徒然なるままに

フィクションの物語を書いたりする

実録2

これは夢だ。
――夢を見ていると自覚した明晰夢だ。

綺麗な風景、見慣れない世界。
私を楽しませてくれる人たち。

違う。足りない。そうじゃない。
これはお前の夢じゃない。俺の夢だ。
あそこはもう一度行こうそこじゃない寄り道するな時間の無駄だ寒いぞどこかに入れないのかこれは要らないあれを買え今何時だ足が疲れたどこか座れ高いから却下もっと写真撮れ同じとこ回るな待ち時間長いじゃないか何見たんだ寝るなお前は何しに来たんだ

あれ?これって本当に夢なのかしら――
これは夢だ。
あぁ、夢でよかった。

私への贈り物

朦朧とした意識の中をただひたすらに歩き続ける。

 

道端で白髪の男が横になっている。

彼にはお金が無かった。

 

道の真ん中に坊主の少年がこちらを向いて座っている。

彼には腎臓が無かった。

 

道の先に――若い男が立っている。

彼には愛が無かった。

 

道を進む。

 

 

ふと、振り返る。

男と、手をつなぐその娘。

彼女には命が無かった。

 

 

道を進む。

私には涙が無かった。

実録

ずんずん ずんずん 歩いてく

暗く広い道 スポットライトは私を照らす

腕時計を見る

そろそろ日が昇る

 

喉の渇きを癒して再スタート

足の疲れは感じるが まだまだ

国道から住宅街に入る

目的地までの時間を確認し 少し不安を募らせる

 

腹八分目で再スタート

しばし忘れた 足の痛みは増したよう

何度も地図を確かめる

道を間違えた? 別の道を探す

 

コンビニで涼んで再スタート

日差しが強い 汗が噴き出す

諦めるなと自己暗示

ここで折り返し

 

 

雨が降り始めた

 

見つけた公園で小休止

痛む足に問う

「諦める?」

 

 

光がさして再スタート

周りの景色に目もくれず

心の中で悩み続ける

許して 私を殺さないで

 

 

歩いてく 歩いてく 歩いてく

 

もうあの頃のように歩けない

 

目的地までの道が目的地になった

 

帰ろう

夜更かし

「君」を見続ける

辺りが明るくなってきた

「君」の血をペロっと舐めた

眠気は感じない

涙の味

眠ってる暇なんかない

 

君は賢い人だった

おかげで僕は救われた

しかし今はそれも苦しい

 

壁に寄りかかった 血まみれの君

何も見えない 聞こえない

 

君が僕の名前を呼んでも

君が連れて行かれても

僕は何もできなかった

 

ただ、君の血が残る

「君」という壁の前に跪くだけ

団結力

はっと目が覚めて 朝の3時

少し早いが構わない

今日は下剋上の日

 

わさび、からし、唐辛子

色んな味のチョコレート

クラスで集めたその数100個

 

下駄箱、教卓、ロッカー

色んな場所に忍ばせた

あいつが来るまであと5分

 

 

つまみ食いした委員長 苦しみだして

みんなの前で倒れた

 

 

委員長と たくさんのチョコが入ったカバンを

川に流した

 

そしてみんな 「計画」を忘れた

おとなりさん

ジリリリリリリリリリリリ

 

時刻は2時4分。

目覚まし時計のアラーム音が聞こえる――隣の部屋からだ。

2時と3時に1回ずつ、4時に2回。

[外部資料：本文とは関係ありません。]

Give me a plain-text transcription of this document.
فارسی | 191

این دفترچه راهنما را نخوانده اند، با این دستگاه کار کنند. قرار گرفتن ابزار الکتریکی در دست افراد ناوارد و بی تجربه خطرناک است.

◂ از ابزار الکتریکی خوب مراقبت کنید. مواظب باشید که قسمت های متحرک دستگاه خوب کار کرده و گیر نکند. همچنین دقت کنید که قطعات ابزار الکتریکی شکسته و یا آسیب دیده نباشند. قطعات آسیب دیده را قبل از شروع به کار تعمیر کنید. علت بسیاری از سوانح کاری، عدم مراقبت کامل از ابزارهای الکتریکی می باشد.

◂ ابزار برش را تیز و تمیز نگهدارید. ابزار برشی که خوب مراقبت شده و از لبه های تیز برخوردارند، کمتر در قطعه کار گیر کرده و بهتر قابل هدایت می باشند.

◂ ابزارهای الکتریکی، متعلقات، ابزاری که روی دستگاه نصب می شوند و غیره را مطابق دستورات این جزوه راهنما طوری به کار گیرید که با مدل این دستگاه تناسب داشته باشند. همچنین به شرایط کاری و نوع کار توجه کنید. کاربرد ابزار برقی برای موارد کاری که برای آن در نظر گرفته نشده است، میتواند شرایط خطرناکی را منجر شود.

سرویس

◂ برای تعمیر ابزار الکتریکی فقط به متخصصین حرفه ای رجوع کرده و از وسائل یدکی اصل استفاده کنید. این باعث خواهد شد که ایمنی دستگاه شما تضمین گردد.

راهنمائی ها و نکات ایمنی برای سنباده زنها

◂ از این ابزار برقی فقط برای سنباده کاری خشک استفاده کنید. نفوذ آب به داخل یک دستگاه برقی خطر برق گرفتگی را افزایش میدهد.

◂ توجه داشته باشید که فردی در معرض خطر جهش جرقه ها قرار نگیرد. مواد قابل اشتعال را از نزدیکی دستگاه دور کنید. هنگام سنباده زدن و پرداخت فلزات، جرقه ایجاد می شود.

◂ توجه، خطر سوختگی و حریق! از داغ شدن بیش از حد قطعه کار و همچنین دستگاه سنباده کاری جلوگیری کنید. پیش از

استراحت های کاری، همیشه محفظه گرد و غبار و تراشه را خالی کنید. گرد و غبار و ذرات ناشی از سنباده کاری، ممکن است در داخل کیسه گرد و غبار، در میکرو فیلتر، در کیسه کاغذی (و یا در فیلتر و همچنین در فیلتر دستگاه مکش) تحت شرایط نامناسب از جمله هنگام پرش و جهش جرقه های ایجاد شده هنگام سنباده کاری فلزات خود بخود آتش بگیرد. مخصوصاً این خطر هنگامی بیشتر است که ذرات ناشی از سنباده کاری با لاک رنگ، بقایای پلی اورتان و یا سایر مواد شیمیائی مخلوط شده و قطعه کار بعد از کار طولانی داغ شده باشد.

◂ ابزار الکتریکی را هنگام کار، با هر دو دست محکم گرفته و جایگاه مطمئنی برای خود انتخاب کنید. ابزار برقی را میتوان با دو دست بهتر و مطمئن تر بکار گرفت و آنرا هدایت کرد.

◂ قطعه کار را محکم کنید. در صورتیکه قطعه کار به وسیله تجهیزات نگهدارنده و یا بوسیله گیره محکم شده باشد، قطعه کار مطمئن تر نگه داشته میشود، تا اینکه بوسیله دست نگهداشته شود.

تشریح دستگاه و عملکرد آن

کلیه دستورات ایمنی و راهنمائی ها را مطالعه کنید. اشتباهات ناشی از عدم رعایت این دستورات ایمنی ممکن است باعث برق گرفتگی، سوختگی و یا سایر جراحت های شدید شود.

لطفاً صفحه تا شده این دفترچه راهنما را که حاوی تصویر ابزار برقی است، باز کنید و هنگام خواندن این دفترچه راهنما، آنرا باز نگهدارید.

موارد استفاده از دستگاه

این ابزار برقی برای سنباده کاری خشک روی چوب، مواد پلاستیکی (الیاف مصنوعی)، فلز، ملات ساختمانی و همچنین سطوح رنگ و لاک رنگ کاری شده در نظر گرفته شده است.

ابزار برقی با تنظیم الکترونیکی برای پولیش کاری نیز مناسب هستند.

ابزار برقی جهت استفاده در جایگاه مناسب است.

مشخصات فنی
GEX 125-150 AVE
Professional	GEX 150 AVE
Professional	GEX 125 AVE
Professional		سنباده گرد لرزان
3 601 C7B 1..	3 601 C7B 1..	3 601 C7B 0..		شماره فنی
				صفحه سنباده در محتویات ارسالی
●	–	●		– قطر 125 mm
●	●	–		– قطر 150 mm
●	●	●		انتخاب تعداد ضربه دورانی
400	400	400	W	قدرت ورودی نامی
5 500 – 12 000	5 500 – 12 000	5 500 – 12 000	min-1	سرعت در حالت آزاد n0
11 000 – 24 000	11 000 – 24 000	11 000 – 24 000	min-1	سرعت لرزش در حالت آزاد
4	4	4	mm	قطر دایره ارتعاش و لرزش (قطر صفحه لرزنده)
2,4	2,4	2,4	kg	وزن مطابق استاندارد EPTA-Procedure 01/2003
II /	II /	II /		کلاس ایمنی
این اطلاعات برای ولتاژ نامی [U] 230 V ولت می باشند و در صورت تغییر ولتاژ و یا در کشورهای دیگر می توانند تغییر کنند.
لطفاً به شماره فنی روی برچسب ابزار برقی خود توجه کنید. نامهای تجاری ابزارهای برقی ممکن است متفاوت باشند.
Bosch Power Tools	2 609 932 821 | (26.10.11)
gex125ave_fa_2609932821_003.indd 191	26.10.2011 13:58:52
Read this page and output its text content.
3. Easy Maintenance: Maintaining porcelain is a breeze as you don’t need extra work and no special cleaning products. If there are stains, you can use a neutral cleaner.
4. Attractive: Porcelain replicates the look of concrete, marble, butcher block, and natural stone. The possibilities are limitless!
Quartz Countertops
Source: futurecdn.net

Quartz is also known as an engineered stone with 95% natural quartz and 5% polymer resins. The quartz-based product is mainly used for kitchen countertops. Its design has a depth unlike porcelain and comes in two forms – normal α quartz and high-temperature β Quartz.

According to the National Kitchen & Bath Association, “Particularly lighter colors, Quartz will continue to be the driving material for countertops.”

必ず1分でアラームは止まる。それが毎日続いている。

 

昨日アラームが鳴っている最中に部屋に入るとベッドには俺がよく知る美人な隣人ではなく大柄の男が横たわっていた。こいつは耳がイカレてるのだろうか。

 

今日のアラームはいつもと違い1分では鳴りやまない。俺はよし行くか、とあらかじめまとめておいた荷物を手に部屋を出た。

 

その後、「隣の部屋」から男女2人の死体が見つかったというニュースを見たときはひどく驚かされた。

とりあえず食べてみようの精神

SNSでよく連絡をくれる3人に聞いてみた。

一人は胸、別の一人は足、一番よく喋る彼女は目が一番おいしいと言っていたが、そのどれもあまりおいしいとは思えなかった。他にも首や指の先まで食べてみたが不発だ。

今回ばかりはヒトを主食としなかった先人たちが正しかったようだ。とりあえず残りの一部位を試してからヒト試食は撤退しよう。

3つのアカウントが、実は一人の所持するものだったことを知ったのはそれから数日後の事であった。